Ever since he was a teenager in the early 1960s, Jimmy Cliff has been an irreplaceable part of Jamaica’s legendary music community. Rising to prominence alongside friends like Bob Marley, Peter Tosh, Toots & The Maytals and many others, Cliff is an institution of ska and reggae music and one of the few remaining living pioneers of the genres. However, even at 69 years old, Cliff is still releasing new music, most recently unveiling the song, “Life,” off of a yet-to-be-named album.
Recently, CULTURE was able to catch up with Cliff and hear all about his new record and his thoughts on Jamaica finally decriminalizing cannabis.
“I know as artists many times we often need something to push us along. For me, it has always been a deep need inside of me to love and be loved, and that’s what keeps me going to this day.”
We understand that you have a new album coming out in the near future, your first since 2012’s Rebirth. Did you write and record it with any particular goals or ambitions?
Well, the first thing is that I really want this album to connect with as many people as possible. That means I need it to be a hit all over the world. So, that’s the obvious goal. I still want to make hits; I need to make hits.
“Life” is such a beautiful song and has such a wonderful video, what’s been inspiring you lately? Do you draw from the same inspirations that you always have?
What’s kept my inspiration flowing was that I wanted to write songs that connected with people, and it’s still what I want to do. I just try and keep my ears to the ground, keep them open to what people are saying and keep my heart open to what people are feeling.
When you’re trying to reach that feeling, trying to find it in yourself, is there something you do or somewhere you go to get in that creative mood?

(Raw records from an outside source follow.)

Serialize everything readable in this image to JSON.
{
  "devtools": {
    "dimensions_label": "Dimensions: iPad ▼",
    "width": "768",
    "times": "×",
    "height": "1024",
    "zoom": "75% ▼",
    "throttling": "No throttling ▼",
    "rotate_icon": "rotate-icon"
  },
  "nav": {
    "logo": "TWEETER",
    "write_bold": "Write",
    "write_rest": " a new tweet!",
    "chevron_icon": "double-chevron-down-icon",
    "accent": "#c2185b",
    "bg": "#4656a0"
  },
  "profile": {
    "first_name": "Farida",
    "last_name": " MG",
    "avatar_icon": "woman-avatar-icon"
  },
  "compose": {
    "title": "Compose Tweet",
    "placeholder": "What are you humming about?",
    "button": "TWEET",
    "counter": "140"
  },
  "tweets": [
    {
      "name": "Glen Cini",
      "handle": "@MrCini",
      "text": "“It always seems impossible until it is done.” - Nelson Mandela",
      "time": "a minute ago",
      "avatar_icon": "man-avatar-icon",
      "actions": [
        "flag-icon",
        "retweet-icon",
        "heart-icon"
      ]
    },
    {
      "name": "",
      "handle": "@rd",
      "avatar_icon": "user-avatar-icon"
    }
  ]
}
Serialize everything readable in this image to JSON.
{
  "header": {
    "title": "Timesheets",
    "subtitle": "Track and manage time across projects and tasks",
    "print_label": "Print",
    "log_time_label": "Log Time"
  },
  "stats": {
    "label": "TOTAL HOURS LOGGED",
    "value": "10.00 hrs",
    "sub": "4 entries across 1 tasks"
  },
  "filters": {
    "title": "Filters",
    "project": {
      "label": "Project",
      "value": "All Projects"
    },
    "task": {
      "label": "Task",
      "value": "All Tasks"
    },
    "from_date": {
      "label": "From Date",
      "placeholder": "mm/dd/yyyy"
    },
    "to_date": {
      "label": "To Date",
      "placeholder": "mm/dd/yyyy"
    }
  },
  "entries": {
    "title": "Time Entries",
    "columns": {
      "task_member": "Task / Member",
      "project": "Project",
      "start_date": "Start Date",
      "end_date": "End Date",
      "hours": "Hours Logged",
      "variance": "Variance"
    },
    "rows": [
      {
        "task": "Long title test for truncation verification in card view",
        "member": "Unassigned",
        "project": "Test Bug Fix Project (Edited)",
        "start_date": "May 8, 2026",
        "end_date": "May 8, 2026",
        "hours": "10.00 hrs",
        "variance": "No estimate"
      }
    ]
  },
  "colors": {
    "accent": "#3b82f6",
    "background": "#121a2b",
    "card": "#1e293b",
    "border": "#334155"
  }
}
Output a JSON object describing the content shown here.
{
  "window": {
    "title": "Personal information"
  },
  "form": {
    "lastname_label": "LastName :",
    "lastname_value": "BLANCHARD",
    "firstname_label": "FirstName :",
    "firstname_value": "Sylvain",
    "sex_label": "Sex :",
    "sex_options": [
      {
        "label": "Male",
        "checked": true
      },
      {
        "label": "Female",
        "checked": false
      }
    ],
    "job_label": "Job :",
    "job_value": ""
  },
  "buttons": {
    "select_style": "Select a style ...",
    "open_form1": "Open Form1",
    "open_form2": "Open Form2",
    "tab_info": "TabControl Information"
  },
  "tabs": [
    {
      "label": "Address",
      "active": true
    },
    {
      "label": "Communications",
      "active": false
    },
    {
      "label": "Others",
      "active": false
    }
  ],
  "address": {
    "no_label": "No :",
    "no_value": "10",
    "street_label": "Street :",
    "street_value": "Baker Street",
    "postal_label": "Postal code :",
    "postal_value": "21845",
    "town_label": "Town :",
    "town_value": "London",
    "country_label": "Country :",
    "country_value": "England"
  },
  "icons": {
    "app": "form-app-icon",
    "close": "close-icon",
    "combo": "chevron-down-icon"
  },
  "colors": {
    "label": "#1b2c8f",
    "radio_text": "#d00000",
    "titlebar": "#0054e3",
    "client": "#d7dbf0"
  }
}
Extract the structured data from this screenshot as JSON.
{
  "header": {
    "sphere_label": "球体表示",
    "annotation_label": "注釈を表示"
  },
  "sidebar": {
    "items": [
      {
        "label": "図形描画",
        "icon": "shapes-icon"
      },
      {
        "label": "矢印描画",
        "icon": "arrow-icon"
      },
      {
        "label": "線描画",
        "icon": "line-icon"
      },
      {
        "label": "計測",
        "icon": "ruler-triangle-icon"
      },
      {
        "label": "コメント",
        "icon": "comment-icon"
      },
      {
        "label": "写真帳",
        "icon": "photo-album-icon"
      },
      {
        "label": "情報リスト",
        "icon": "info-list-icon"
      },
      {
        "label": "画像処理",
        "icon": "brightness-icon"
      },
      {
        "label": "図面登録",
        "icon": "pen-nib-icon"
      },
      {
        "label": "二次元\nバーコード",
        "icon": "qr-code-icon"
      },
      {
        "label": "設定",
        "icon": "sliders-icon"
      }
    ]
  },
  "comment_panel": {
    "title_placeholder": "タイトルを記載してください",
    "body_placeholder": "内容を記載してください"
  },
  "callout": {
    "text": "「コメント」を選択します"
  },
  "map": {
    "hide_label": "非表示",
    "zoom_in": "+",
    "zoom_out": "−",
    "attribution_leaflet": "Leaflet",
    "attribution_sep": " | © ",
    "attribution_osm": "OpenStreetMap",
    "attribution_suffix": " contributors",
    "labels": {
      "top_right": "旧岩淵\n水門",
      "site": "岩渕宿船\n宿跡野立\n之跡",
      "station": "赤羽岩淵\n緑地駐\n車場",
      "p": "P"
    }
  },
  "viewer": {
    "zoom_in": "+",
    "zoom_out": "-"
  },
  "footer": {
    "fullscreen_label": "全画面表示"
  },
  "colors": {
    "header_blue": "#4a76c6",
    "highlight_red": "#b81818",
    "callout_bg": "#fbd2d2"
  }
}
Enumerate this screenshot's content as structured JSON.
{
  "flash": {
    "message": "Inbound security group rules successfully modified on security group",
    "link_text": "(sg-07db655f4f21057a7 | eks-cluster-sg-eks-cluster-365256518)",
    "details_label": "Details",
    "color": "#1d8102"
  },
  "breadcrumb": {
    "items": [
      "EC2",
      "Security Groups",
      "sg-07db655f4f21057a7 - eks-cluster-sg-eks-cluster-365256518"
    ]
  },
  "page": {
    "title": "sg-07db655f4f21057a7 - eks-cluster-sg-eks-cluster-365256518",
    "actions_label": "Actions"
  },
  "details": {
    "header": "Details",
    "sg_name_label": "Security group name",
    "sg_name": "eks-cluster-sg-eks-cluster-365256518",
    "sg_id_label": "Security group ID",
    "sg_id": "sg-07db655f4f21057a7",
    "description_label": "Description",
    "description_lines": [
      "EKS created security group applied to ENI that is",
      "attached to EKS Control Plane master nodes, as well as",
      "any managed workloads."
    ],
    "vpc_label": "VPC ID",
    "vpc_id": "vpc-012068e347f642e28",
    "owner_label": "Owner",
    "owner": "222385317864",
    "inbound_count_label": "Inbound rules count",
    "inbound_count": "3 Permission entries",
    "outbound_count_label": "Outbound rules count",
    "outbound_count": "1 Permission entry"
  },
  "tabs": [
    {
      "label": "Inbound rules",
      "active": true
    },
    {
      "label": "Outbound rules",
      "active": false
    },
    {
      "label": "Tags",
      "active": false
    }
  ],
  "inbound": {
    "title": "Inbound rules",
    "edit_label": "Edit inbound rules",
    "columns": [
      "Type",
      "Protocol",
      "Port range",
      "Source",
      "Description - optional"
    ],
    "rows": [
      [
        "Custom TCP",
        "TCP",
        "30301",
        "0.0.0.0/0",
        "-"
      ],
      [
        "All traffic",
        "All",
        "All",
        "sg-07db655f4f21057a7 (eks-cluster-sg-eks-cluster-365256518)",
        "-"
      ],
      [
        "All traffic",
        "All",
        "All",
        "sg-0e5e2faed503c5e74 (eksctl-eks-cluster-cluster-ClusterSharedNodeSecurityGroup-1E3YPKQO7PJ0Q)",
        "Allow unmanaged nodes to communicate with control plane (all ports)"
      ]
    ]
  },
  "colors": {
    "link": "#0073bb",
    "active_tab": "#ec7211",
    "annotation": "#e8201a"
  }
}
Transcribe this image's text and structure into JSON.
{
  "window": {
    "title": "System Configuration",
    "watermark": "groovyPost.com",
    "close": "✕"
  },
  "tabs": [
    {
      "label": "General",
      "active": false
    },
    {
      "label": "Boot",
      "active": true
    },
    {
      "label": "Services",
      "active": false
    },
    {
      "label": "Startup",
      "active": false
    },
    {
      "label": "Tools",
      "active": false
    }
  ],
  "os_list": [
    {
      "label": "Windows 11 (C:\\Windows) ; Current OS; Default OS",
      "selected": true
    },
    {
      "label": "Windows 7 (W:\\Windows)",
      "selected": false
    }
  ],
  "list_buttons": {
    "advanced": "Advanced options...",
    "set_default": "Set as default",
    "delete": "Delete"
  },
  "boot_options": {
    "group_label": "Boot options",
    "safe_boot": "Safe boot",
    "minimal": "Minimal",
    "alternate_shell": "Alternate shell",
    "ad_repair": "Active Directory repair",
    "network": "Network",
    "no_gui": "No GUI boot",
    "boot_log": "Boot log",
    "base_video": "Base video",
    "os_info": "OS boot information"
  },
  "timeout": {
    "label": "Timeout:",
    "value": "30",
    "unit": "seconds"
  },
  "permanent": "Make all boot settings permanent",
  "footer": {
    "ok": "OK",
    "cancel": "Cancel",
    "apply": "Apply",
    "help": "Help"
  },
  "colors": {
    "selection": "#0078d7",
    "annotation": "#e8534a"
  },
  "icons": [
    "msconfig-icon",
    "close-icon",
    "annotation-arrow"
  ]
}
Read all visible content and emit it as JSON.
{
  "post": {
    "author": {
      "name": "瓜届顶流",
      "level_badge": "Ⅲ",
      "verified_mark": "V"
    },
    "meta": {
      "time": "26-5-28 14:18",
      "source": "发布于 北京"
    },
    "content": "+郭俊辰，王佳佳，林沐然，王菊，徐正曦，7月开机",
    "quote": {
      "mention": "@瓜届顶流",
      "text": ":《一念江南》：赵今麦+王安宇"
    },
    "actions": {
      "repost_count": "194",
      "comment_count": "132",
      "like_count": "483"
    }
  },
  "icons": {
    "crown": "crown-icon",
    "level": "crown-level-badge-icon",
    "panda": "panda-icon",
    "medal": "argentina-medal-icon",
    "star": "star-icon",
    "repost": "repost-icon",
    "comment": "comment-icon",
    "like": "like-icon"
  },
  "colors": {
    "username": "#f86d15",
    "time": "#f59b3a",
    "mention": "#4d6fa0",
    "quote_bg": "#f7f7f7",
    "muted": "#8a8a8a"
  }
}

Back in the days when you had to sign on with a record company and were obliged to give them one album a year or whatever, it used to be like, “An album? Oh an album is coming up? I better find some things to do!” So, I would go for walks in the community, observe things, hang out in places or whatever I had to do to get inspired. I still do some of those things today.
I know Jamaica decriminalized cannabis not too long ago, something that is a step towards legalization which was very important to many of your peers and friends like Bob Marley and Peter Tosh. Is it exciting to see something that many of your peers fought so passionately for finally starting to come to fruition?
It was about time! They finally got it! They finally got it after they see that all of the rest of the world is making a whole lot of money from it. Someone must’ve thought, “We have always had the best, and we’re sitting on it. Rastafarianism has been talking about it all of these years. Our singers are singing about ‘Legalize It’ and all of that.” So they jump up and say, “Hey! What are we doing?!” So they’ve just come around to it. It was about time!
It seems like cannabis is being less demonized around the world these days and more and more countries are moving toward decriminalization and legalization. Do you think that reggae artists like yourself who have been open about it kind of helped to break down some of the taboos surrounding it?
Oh absolutely! It is very evident. I mean, when Peter Tosh came out and said “Legalize It,” it was such a statement in that time. It was such a huge statement. And then Bob took a photograph with a big spliff in his mouth, I was drawing a big chalice in “The Harder They Come,” and so on and so forth. So, yes, I think we definitely played a huge role in breaking down the barriers. Now they’re seeing that it’s not only for recreation, it’s also got a lot of medicinal uses too.
Looking to the future, besides the new record are there any other new projects or activities that Jimmy Cliff fans can look forward to in the future?
Well, a lot of my fans, both older and younger, also know me as an actor. My first movie, The Harder They Come, had such an impact throughout the generations. So, I still want to do more movies and we’ve been working on the script to the sequel to The Harder They Come, and we’re still working on it. I know as artists many times we often need something to push us along. For me, it has always been a deep need inside of me to love and be loved, and that’s what keeps me going to this day.